By some reasons beyond my understanding the first couple of minutes of this interview were erased. So I will try to recall what was told. Tena Stelin talked about his childhood years hearing music in his home especially remembering "Long Shot Kick De Bucket" by The Pioneers and when no one was home he used to play the records and sing to the b-sides. Then the fact that he always used to sing as a child and how it just came naturally to him. He also tells me as he got older he got into the soundsystem thing and started singing on a couple of sounds which ones I can't recall other then the one he mentions in begin of what was not erased of the interview.
Tena Stelin: ...a different Jah Warrior then the one we know of today. There's was another Jah Warrior back in the day. A local sound, but they're no longer going. So from soundsystems to a band called Coptic Roots. Coptic Roots from Firstgate.
Guidelight Movement: Which you were singing or playing with ?

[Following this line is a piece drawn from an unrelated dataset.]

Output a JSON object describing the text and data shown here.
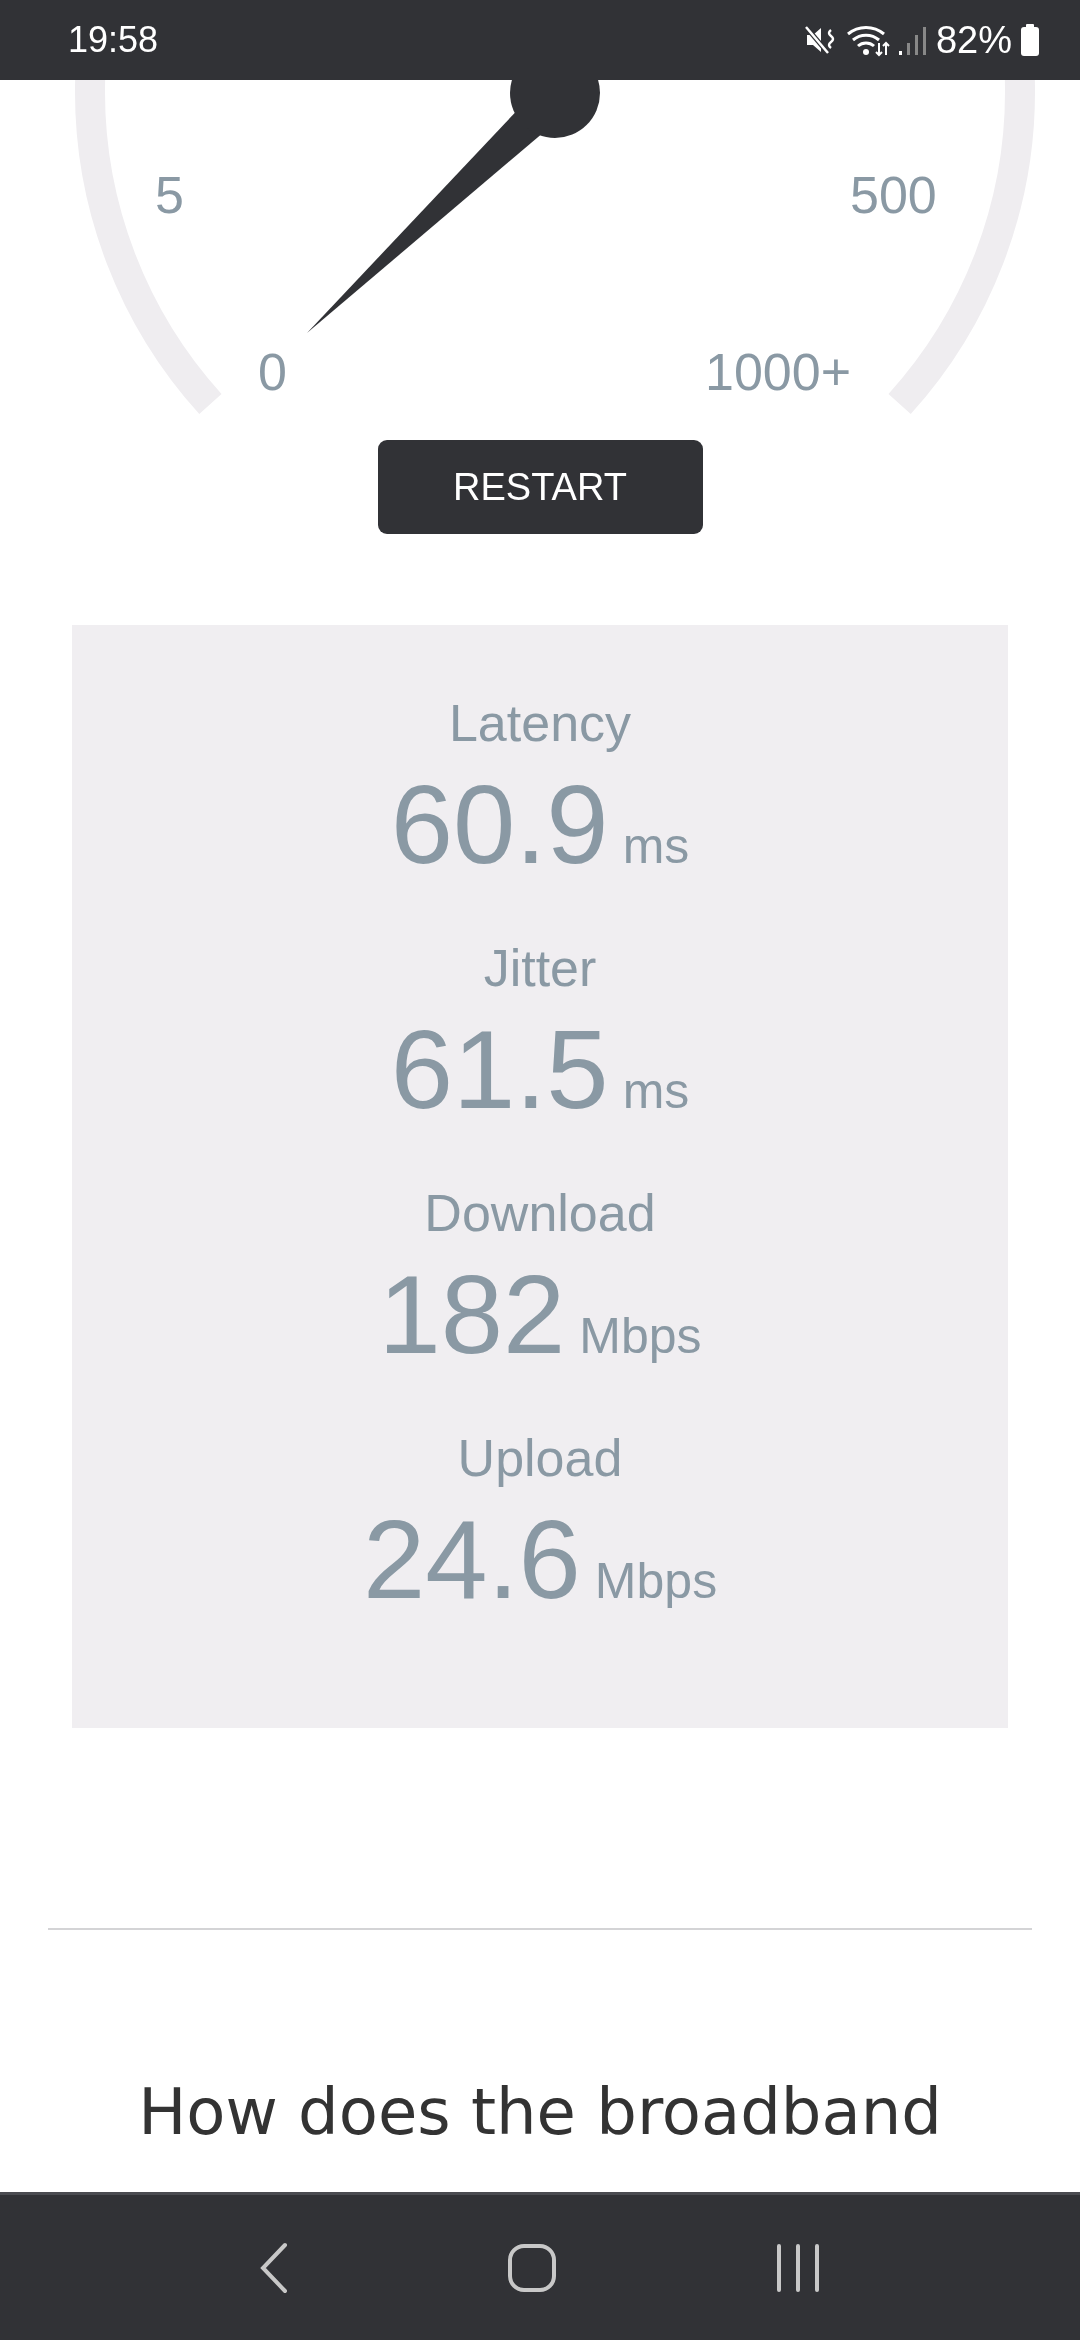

TS: Singing. We did two shows together. Life keep moving on and different things happen. Then my grandmother moved from London to North Hampton in 1981. I joined her in 1982. I met Earthquake and we did some four track stuff. Then some few years later I move back to London, East London of course. I'd brought some four track stuff down and Keety Roots heard them. Them times he was a young boy. All of us was younger, almost the same age. He heard the stuff and it was decided that we should meet and we met. The first time we met was in the studio and we just done some stuff, made some music. The studio was called Vibes Studio and we had a dub cutting machine there. To cut dubs for people and sounds like that. I think that were where we first met Blackamix, but he was not known as Blackamix at the time. I think maybe he was slighty dealing with another kind of music then, kind of in a dancehallish thing. Steve Jah Warrior came there to cut some dubs. Manasseh came to cut dubs and of course it was there I met Manasseh. They were to play against Jah Shaka, the great legandary Jah Shaka. So they wanted a dub cut so I voiced something special for Manasseh sound.
Then we put out "Commercial Bwoy" and "Burial Tonight". When I say we, it was me, Keety and the owner of the studio which name was Blacka, not Blacka Dread another Blacka who's no longer in the business. We put out that track "Commercial Bwoy" on the A-side and "Burial Tonight" on the B-side.
GLM: This was your first release ?
TS: That was my first release. We had dug in our pockets to do that. Anyway, then "Jah Equity" came out at a later stage, because what happen was Manasseh got back to me and approached me about doing a album project for some producer called Mr Modo or something like that. Then we decided that I would do the album and before the album came out a single called "Jah Equity" came out, a twelve inch who was well received.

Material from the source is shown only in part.